[Varnish] Basic performance tuning

Storage engine

Varnish has two storage engine: file and malloc. Both need you to specify (inside the /etc/default/varnish file on Debian) the amount of memory used for caching objects. The difference between the two is how varnish access the cache content.

With file storage varnish create a mapper file on the disk and bind it to virtual memory using the mmap system call. All operations are done via the mapper file. This mode is pretty simple, very ‘posix-compliant’ and therefore portable but… not so great for high performance, even if you use very fast drives.

Now that doesn’t mean file storage is completely useless. It’s a good choice for particular case when you can’t have enough RAM to cache all needed content (and adding SSD-like card like a Fusion-io isn’t an option) because the speed of your IO subsystem will always overcomes content generation. But that shouldn’t be your first pick.

Next we have the malloc storage where varnish directly reserve chunk of memory for each cache’s object, using the system call of the same name. This is the fastest type of cache as memory access latency and throughput are a few orders of magnitude lower/faster than even the fastest SSD drives. My recommendation is always to choose this storage first, and only change in last resort.

Worker threads

Worker threads are the ones that deliver cached objects to clients. You can tune them by playing on three parameters: thread_pool, thread_pool_min and thread_pool_max.

thread_pool is the number of pools that threads will be grouped into. The default value is 2. You can increase the number of pool but you shouldn’t exceed the number of CPU cores.

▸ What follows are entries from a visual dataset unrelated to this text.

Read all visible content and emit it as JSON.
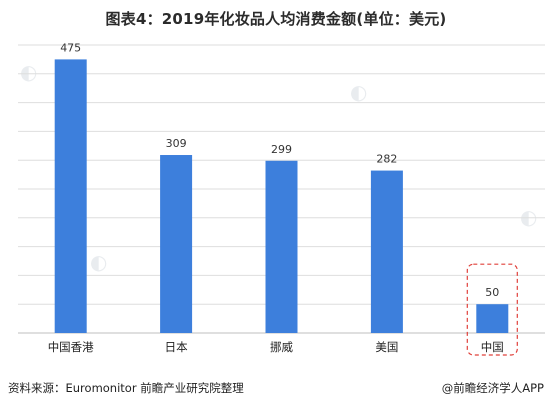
{
  "title": "图表4：2019年化妆品人均消费金额(单位：美元)",
  "chart_data": {
    "type": "bar",
    "categories": [
      "中国香港",
      "日本",
      "挪威",
      "美国",
      "中国"
    ],
    "values": [
      475,
      309,
      299,
      282,
      50
    ],
    "ylim": [
      0,
      500
    ],
    "grid": true,
    "bar_color": "#3d7fdc",
    "highlight_category": "中国",
    "highlight_color": "#e0403a"
  },
  "footer": {
    "source": "资料来源：Euromonitor 前瞻产业研究院整理",
    "brand": "@前瞻经济学人APP"
  }
}
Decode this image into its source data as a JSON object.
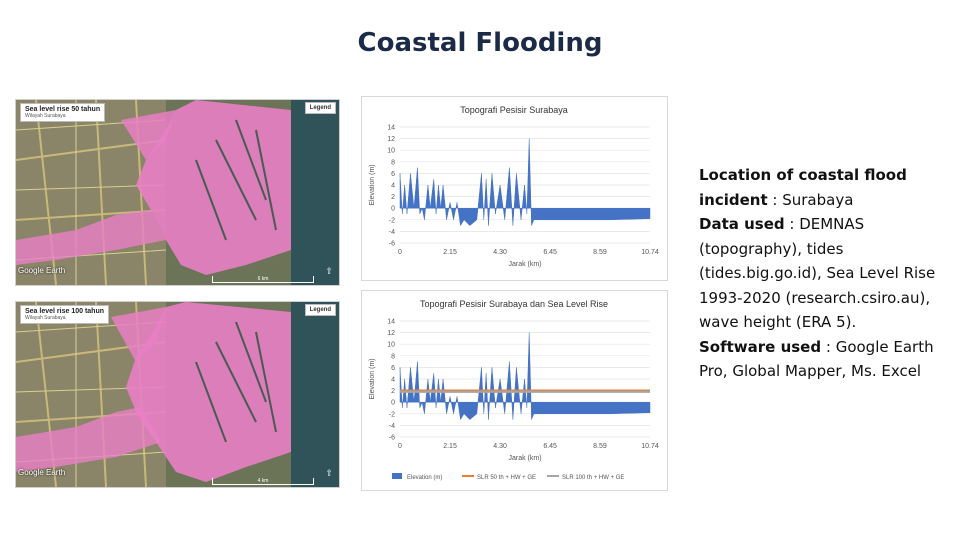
{
  "title": "Coastal Flooding",
  "maps": [
    {
      "label": "Sea level rise 50 tahun",
      "sublabel": "Wilayah Surabaya",
      "legend": "Legend",
      "watermark": "Google Earth",
      "scale": "6 km"
    },
    {
      "label": "Sea level rise 100 tahun",
      "sublabel": "Wilayah Surabaya",
      "legend": "Legend",
      "watermark": "Google Earth",
      "scale": "4 km"
    }
  ],
  "colors": {
    "title": "#1b2a47",
    "elevation": "#4472c4",
    "slr50": "#ed7d31",
    "slr100": "#a5a5a5",
    "flood": "#e87fc5"
  },
  "chart_data": [
    {
      "type": "area",
      "title": "Topografi Pesisir Surabaya",
      "xlabel": "Jarak (km)",
      "ylabel": "Elevation (m)",
      "xticks": [
        "0",
        "2.15",
        "4.30",
        "6.45",
        "8.59",
        "10.74"
      ],
      "xlim": [
        0,
        10.74
      ],
      "ylim": [
        -6,
        14
      ],
      "yticks": [
        -6,
        -4,
        -2,
        0,
        2,
        4,
        6,
        8,
        10,
        12,
        14
      ],
      "series": [
        {
          "name": "Elevation (m)",
          "x": [
            0,
            0.1,
            0.2,
            0.3,
            0.45,
            0.6,
            0.75,
            0.85,
            0.95,
            1.05,
            1.2,
            1.3,
            1.45,
            1.55,
            1.65,
            1.75,
            1.85,
            2.0,
            2.15,
            2.3,
            2.45,
            2.6,
            2.75,
            3.0,
            3.3,
            3.5,
            3.6,
            3.7,
            3.8,
            3.95,
            4.1,
            4.3,
            4.5,
            4.7,
            4.85,
            5.0,
            5.2,
            5.35,
            5.45,
            5.55,
            5.65,
            5.75,
            6.0,
            7.0,
            8.0,
            9.0,
            10.74
          ],
          "values": [
            6,
            -1,
            4,
            -1,
            6,
            0,
            7,
            -1,
            0,
            -2,
            4,
            0,
            5,
            -1,
            4,
            0,
            4,
            -2,
            1,
            -2,
            1,
            -3,
            -2,
            -3,
            -2,
            6,
            -2,
            5,
            -3,
            6,
            -1,
            4,
            -2,
            7,
            -3,
            6,
            -2,
            4,
            -1,
            12,
            -3,
            -2,
            -2,
            -2,
            -2,
            -2,
            -1.8
          ]
        }
      ]
    },
    {
      "type": "area",
      "title": "Topografi Pesisir Surabaya dan Sea Level Rise",
      "xlabel": "Jarak (km)",
      "ylabel": "Elevation (m)",
      "xticks": [
        "0",
        "2.15",
        "4.30",
        "6.45",
        "8.59",
        "10.74"
      ],
      "xlim": [
        0,
        10.74
      ],
      "ylim": [
        -6,
        14
      ],
      "yticks": [
        -6,
        -4,
        -2,
        0,
        2,
        4,
        6,
        8,
        10,
        12,
        14
      ],
      "series": [
        {
          "name": "Elevation (m)",
          "x": [
            0,
            0.1,
            0.2,
            0.3,
            0.45,
            0.6,
            0.75,
            0.85,
            0.95,
            1.05,
            1.2,
            1.3,
            1.45,
            1.55,
            1.65,
            1.75,
            1.85,
            2.0,
            2.15,
            2.3,
            2.45,
            2.6,
            2.75,
            3.0,
            3.3,
            3.5,
            3.6,
            3.7,
            3.8,
            3.95,
            4.1,
            4.3,
            4.5,
            4.7,
            4.85,
            5.0,
            5.2,
            5.35,
            5.45,
            5.55,
            5.65,
            5.75,
            6.0,
            7.0,
            8.0,
            9.0,
            10.74
          ],
          "values": [
            6,
            -1,
            4,
            -1,
            6,
            0,
            7,
            -1,
            0,
            -2,
            4,
            0,
            5,
            -1,
            4,
            0,
            4,
            -2,
            1,
            -2,
            1,
            -3,
            -2,
            -3,
            -2,
            6,
            -2,
            5,
            -3,
            6,
            -1,
            4,
            -2,
            7,
            -3,
            6,
            -2,
            4,
            -1,
            12,
            -3,
            -2,
            -2,
            -2,
            -2,
            -2,
            -1.8
          ]
        },
        {
          "name": "SLR 50 th + HW + GE",
          "x": [
            0,
            10.74
          ],
          "values": [
            2.0,
            2.0
          ]
        },
        {
          "name": "SLR 100 th + HW + GE",
          "x": [
            0,
            10.74
          ],
          "values": [
            1.8,
            1.8
          ]
        }
      ],
      "legend": [
        "Elevation (m)",
        "SLR 50 th + HW + GE",
        "SLR 100 th + HW + GE"
      ]
    }
  ],
  "info": {
    "location_label": "Location of coastal flood incident",
    "location_value": " : Surabaya",
    "data_label": "Data used",
    "data_value": " :  DEMNAS (topography), tides (tides.big.go.id), Sea Level Rise 1993-2020 (research.csiro.au), wave height (ERA 5).",
    "software_label": "Software used",
    "software_value": " : Google Earth Pro, Global Mapper, Ms. Excel"
  }
}
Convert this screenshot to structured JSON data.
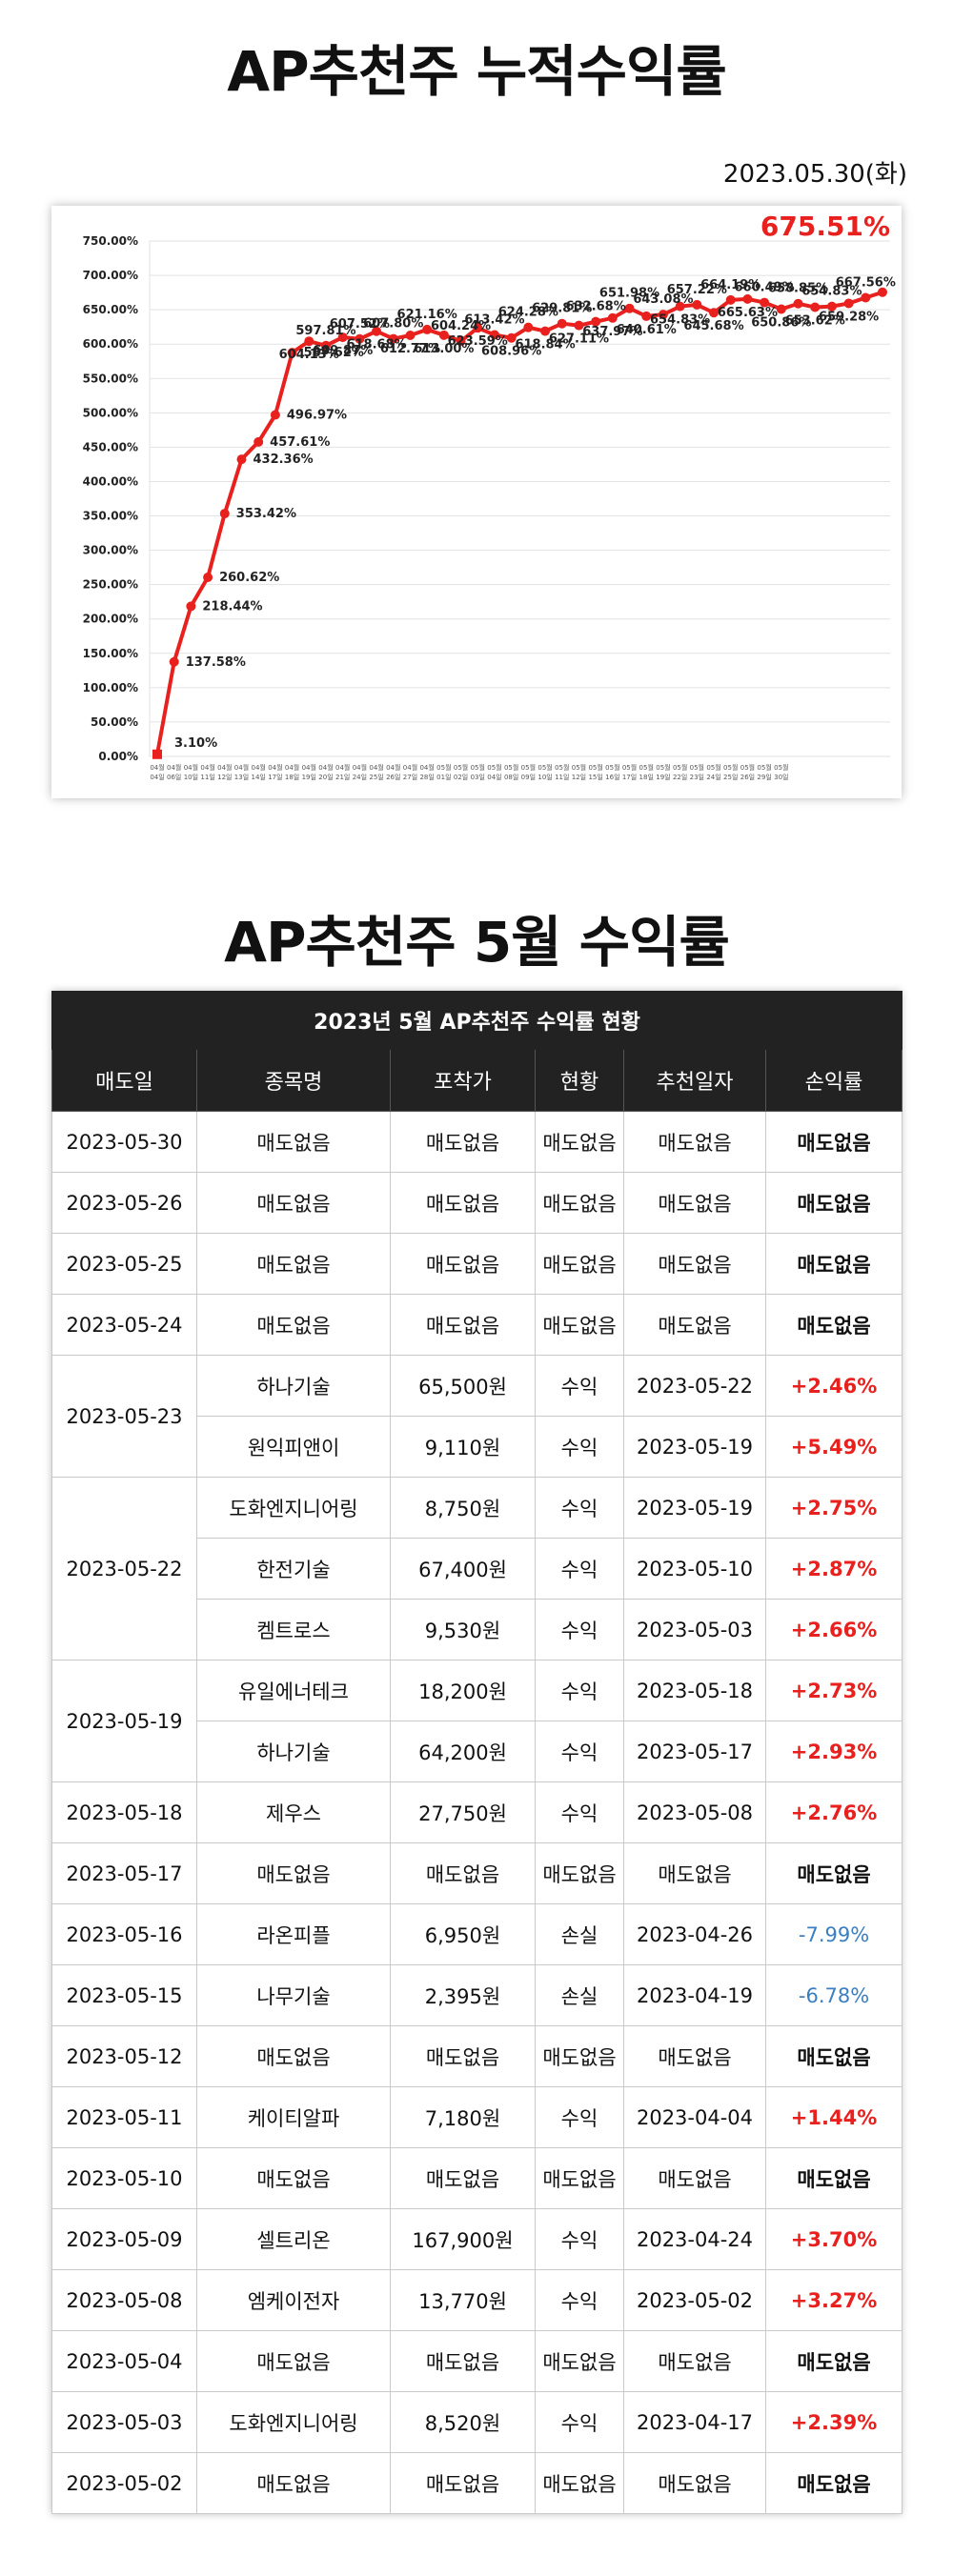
{
  "title": "AP추천주 누적수익률",
  "date": "2023.05.30(화)",
  "chart_data": {
    "type": "line",
    "highlight_label": "675.51%",
    "colors": {
      "line": "#e8201e",
      "highlight": "#e8201e"
    },
    "grid": true,
    "ylim": [
      0,
      750
    ],
    "y_ticks": [
      "0.00%",
      "50.00%",
      "100.00%",
      "150.00%",
      "200.00%",
      "250.00%",
      "300.00%",
      "350.00%",
      "400.00%",
      "450.00%",
      "500.00%",
      "550.00%",
      "600.00%",
      "650.00%",
      "700.00%",
      "750.00%"
    ],
    "x": [
      "04월 04일",
      "04월 06일",
      "04월 10일",
      "04월 11일",
      "04월 12일",
      "04월 13일",
      "04월 14일",
      "04월 17일",
      "04월 18일",
      "04월 19일",
      "04월 20일",
      "04월 21일",
      "04월 24일",
      "04월 25일",
      "04월 26일",
      "04월 27일",
      "04월 28일",
      "05월 01일",
      "05월 02일",
      "05월 03일",
      "05월 04일",
      "05월 08일",
      "05월 09일",
      "05월 10일",
      "05월 11일",
      "05월 12일",
      "05월 15일",
      "05월 16일",
      "05월 17일",
      "05월 18일",
      "05월 19일",
      "05월 22일",
      "05월 23일",
      "05월 24일",
      "05월 25일",
      "05월 26일",
      "05월 29일",
      "05월 30일"
    ],
    "values": [
      3.1,
      137.58,
      218.44,
      260.62,
      353.42,
      432.36,
      457.61,
      496.97,
      587.62,
      604.13,
      597.81,
      609.87,
      607.52,
      618.68,
      607.8,
      612.77,
      621.16,
      613.0,
      604.24,
      623.59,
      613.42,
      608.96,
      624.28,
      618.84,
      629.81,
      627.11,
      632.68,
      637.97,
      651.98,
      640.61,
      643.08,
      654.83,
      657.22,
      645.68,
      664.19,
      665.63,
      660.49,
      650.86
    ],
    "labels": [
      "3.10%",
      "137.58%",
      "218.44%",
      "260.62%",
      "353.42%",
      "432.36%",
      "457.61%",
      "496.97%",
      "587.62%",
      "604.13%",
      "597.81%",
      "609.87%",
      "607.52%",
      "618.68%",
      "607.80%",
      "612.77%",
      "621.16%",
      "613.00%",
      "604.24%",
      "623.59%",
      "613.42%",
      "608.96%",
      "624.28%",
      "618.84%",
      "629.81%",
      "627.11%",
      "632.68%",
      "637.97%",
      "651.98%",
      "640.61%",
      "643.08%",
      "654.83%",
      "657.22%",
      "645.68%",
      "664.19%",
      "665.63%",
      "660.49%",
      "650.86%"
    ],
    "extra_values": [
      658.85,
      653.62,
      654.83,
      659.28,
      667.56,
      675.51
    ],
    "extra_labels": [
      "658.85%",
      "653.62%",
      "654.83%",
      "659.28%",
      "667.56%",
      ""
    ]
  },
  "table_title": "AP추천주 5월 수익률",
  "table": {
    "caption": "2023년 5월 AP추천주 수익률 현황",
    "headers": [
      "매도일",
      "종목명",
      "포착가",
      "현황",
      "추천일자",
      "손익률"
    ],
    "rows": [
      {
        "date": "2023-05-30",
        "name": "매도없음",
        "price": "매도없음",
        "status": "매도없음",
        "rec": "매도없음",
        "pl": "매도없음",
        "type": "none"
      },
      {
        "date": "2023-05-26",
        "name": "매도없음",
        "price": "매도없음",
        "status": "매도없음",
        "rec": "매도없음",
        "pl": "매도없음",
        "type": "none"
      },
      {
        "date": "2023-05-25",
        "name": "매도없음",
        "price": "매도없음",
        "status": "매도없음",
        "rec": "매도없음",
        "pl": "매도없음",
        "type": "none"
      },
      {
        "date": "2023-05-24",
        "name": "매도없음",
        "price": "매도없음",
        "status": "매도없음",
        "rec": "매도없음",
        "pl": "매도없음",
        "type": "none"
      },
      {
        "date": "2023-05-23",
        "span": 2,
        "name": "하나기술",
        "price": "65,500원",
        "status": "수익",
        "rec": "2023-05-22",
        "pl": "+2.46%",
        "type": "pos"
      },
      {
        "date": "",
        "name": "원익피앤이",
        "price": "9,110원",
        "status": "수익",
        "rec": "2023-05-19",
        "pl": "+5.49%",
        "type": "pos"
      },
      {
        "date": "2023-05-22",
        "span": 3,
        "name": "도화엔지니어링",
        "price": "8,750원",
        "status": "수익",
        "rec": "2023-05-19",
        "pl": "+2.75%",
        "type": "pos"
      },
      {
        "date": "",
        "name": "한전기술",
        "price": "67,400원",
        "status": "수익",
        "rec": "2023-05-10",
        "pl": "+2.87%",
        "type": "pos"
      },
      {
        "date": "",
        "name": "켐트로스",
        "price": "9,530원",
        "status": "수익",
        "rec": "2023-05-03",
        "pl": "+2.66%",
        "type": "pos"
      },
      {
        "date": "2023-05-19",
        "span": 2,
        "name": "유일에너테크",
        "price": "18,200원",
        "status": "수익",
        "rec": "2023-05-18",
        "pl": "+2.73%",
        "type": "pos"
      },
      {
        "date": "",
        "name": "하나기술",
        "price": "64,200원",
        "status": "수익",
        "rec": "2023-05-17",
        "pl": "+2.93%",
        "type": "pos"
      },
      {
        "date": "2023-05-18",
        "name": "제우스",
        "price": "27,750원",
        "status": "수익",
        "rec": "2023-05-08",
        "pl": "+2.76%",
        "type": "pos"
      },
      {
        "date": "2023-05-17",
        "name": "매도없음",
        "price": "매도없음",
        "status": "매도없음",
        "rec": "매도없음",
        "pl": "매도없음",
        "type": "none"
      },
      {
        "date": "2023-05-16",
        "name": "라온피플",
        "price": "6,950원",
        "status": "손실",
        "rec": "2023-04-26",
        "pl": "-7.99%",
        "type": "neg"
      },
      {
        "date": "2023-05-15",
        "name": "나무기술",
        "price": "2,395원",
        "status": "손실",
        "rec": "2023-04-19",
        "pl": "-6.78%",
        "type": "neg"
      },
      {
        "date": "2023-05-12",
        "name": "매도없음",
        "price": "매도없음",
        "status": "매도없음",
        "rec": "매도없음",
        "pl": "매도없음",
        "type": "none"
      },
      {
        "date": "2023-05-11",
        "name": "케이티알파",
        "price": "7,180원",
        "status": "수익",
        "rec": "2023-04-04",
        "pl": "+1.44%",
        "type": "pos"
      },
      {
        "date": "2023-05-10",
        "name": "매도없음",
        "price": "매도없음",
        "status": "매도없음",
        "rec": "매도없음",
        "pl": "매도없음",
        "type": "none"
      },
      {
        "date": "2023-05-09",
        "name": "셀트리온",
        "price": "167,900원",
        "status": "수익",
        "rec": "2023-04-24",
        "pl": "+3.70%",
        "type": "pos"
      },
      {
        "date": "2023-05-08",
        "name": "엠케이전자",
        "price": "13,770원",
        "status": "수익",
        "rec": "2023-05-02",
        "pl": "+3.27%",
        "type": "pos"
      },
      {
        "date": "2023-05-04",
        "name": "매도없음",
        "price": "매도없음",
        "status": "매도없음",
        "rec": "매도없음",
        "pl": "매도없음",
        "type": "none"
      },
      {
        "date": "2023-05-03",
        "name": "도화엔지니어링",
        "price": "8,520원",
        "status": "수익",
        "rec": "2023-04-17",
        "pl": "+2.39%",
        "type": "pos"
      },
      {
        "date": "2023-05-02",
        "name": "매도없음",
        "price": "매도없음",
        "status": "매도없음",
        "rec": "매도없음",
        "pl": "매도없음",
        "type": "none"
      }
    ]
  }
}
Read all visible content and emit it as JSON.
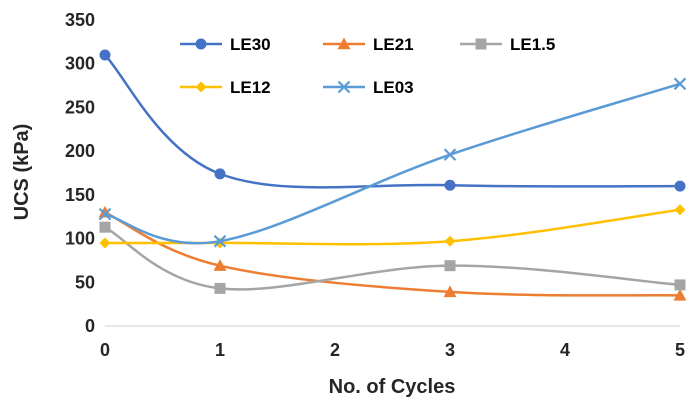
{
  "chart_data": {
    "type": "line",
    "smooth": true,
    "xlabel": "No. of Cycles",
    "ylabel": "UCS (kPa)",
    "xlim": [
      0,
      5
    ],
    "ylim": [
      0,
      350
    ],
    "xticks": [
      0,
      1,
      2,
      3,
      4,
      5
    ],
    "yticks": [
      0,
      50,
      100,
      150,
      200,
      250,
      300,
      350
    ],
    "grid": false,
    "legend_position": "top",
    "series": [
      {
        "name": "LE30",
        "color": "#4472C4",
        "marker": "circle",
        "x": [
          0,
          1,
          3,
          5
        ],
        "y": [
          310,
          174,
          161,
          160
        ]
      },
      {
        "name": "LE21",
        "color": "#ED7D31",
        "marker": "triangle",
        "x": [
          0,
          1,
          3,
          5
        ],
        "y": [
          130,
          69,
          39,
          35
        ]
      },
      {
        "name": "LE1.5",
        "color": "#A5A5A5",
        "marker": "square",
        "x": [
          0,
          1,
          3,
          5
        ],
        "y": [
          113,
          43,
          69,
          47
        ]
      },
      {
        "name": "LE12",
        "color": "#FFC000",
        "marker": "diamond",
        "x": [
          0,
          1,
          3,
          5
        ],
        "y": [
          95,
          95,
          97,
          133
        ]
      },
      {
        "name": "LE03",
        "color": "#5B9BD5",
        "marker": "x",
        "x": [
          0,
          1,
          3,
          5
        ],
        "y": [
          128,
          97,
          196,
          277
        ]
      }
    ]
  }
}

thread_pool_min defines the minimum amount of threads that always need to be alive per pool. As creating threads is a time-consuming operation it better to always keep at least 50 threads alive. In case of a sudden spike in traffic, you will have enough threads to handle the first wave of requests while varnish spawn new threads.

thread_pool_max defines the maximum amount of threads per pool. This parameter is trickier, as the ideal value depends on available resources and the traffic you want to handle. Usually you don’t want to go over 5000 threads as specified in the documentation.

Varnish shared memory log

The VSL file is used to log most traffic data. It operates on a circular non-persistent buffer of 80MB by default. This file is used by tools like varnishlog or varnishtop. On a Debian system, you can find it into the /var/lib/varnish directory. To improve performance you can move the whole directory inside a tmpfs.